Element 3. Product design
In addition to the claim event definitions, the following products features should also be considered, namely:
Survival period: This period starts from the date on the contractual claim event definition was met. Should the employee die before the end of the survival period, no severe illness benefit will be paid.
Accelerated vs. stand-alone benefits: Some critical illness products are offered on an accelerated basis, which means that if a critical illness claim is admitted, the employee’s life cover will automatically be reduced by the amount of the critical illness claim. For stand-alone benefits, on the other hand, the admittance of a critical illness claim does not have any effect on the employee’s life cover.
Multiple claims: Does the products allow the employees to claim more than once for related illnesses? Is there a limit on the number of claims for unrelated illnesses?

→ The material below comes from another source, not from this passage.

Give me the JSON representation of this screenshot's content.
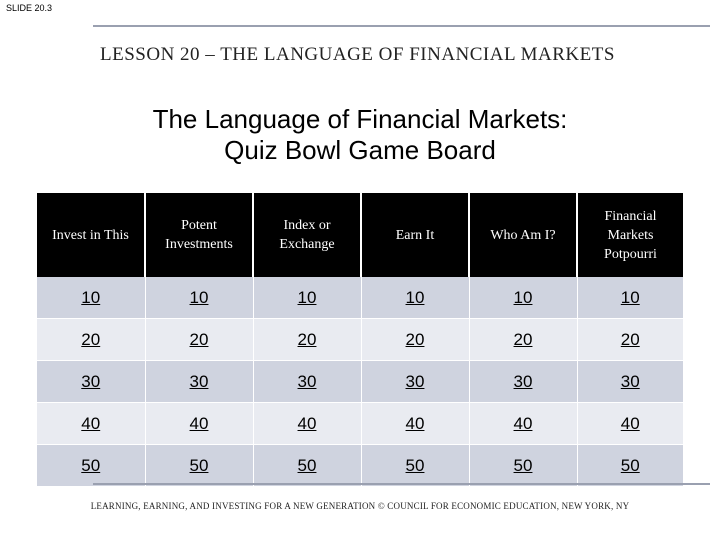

Jennings states that Sanlam’s innovative new Impact range of Severe Illness products are designed to accommodate tailored solutions. “Knowing that statistically, certain illnesses are far more common, our Severe Illness products allow employers to select the diseases they want covered.”
Jennings believes that offering employees additional impact-based severe illness cover under a group scheme, apart from being cost effective, has many advantages as an employee value-add and brings both the employer and the employee the security of knowing that they are financially covered when it comes to the rising risks of critical illness related diseases.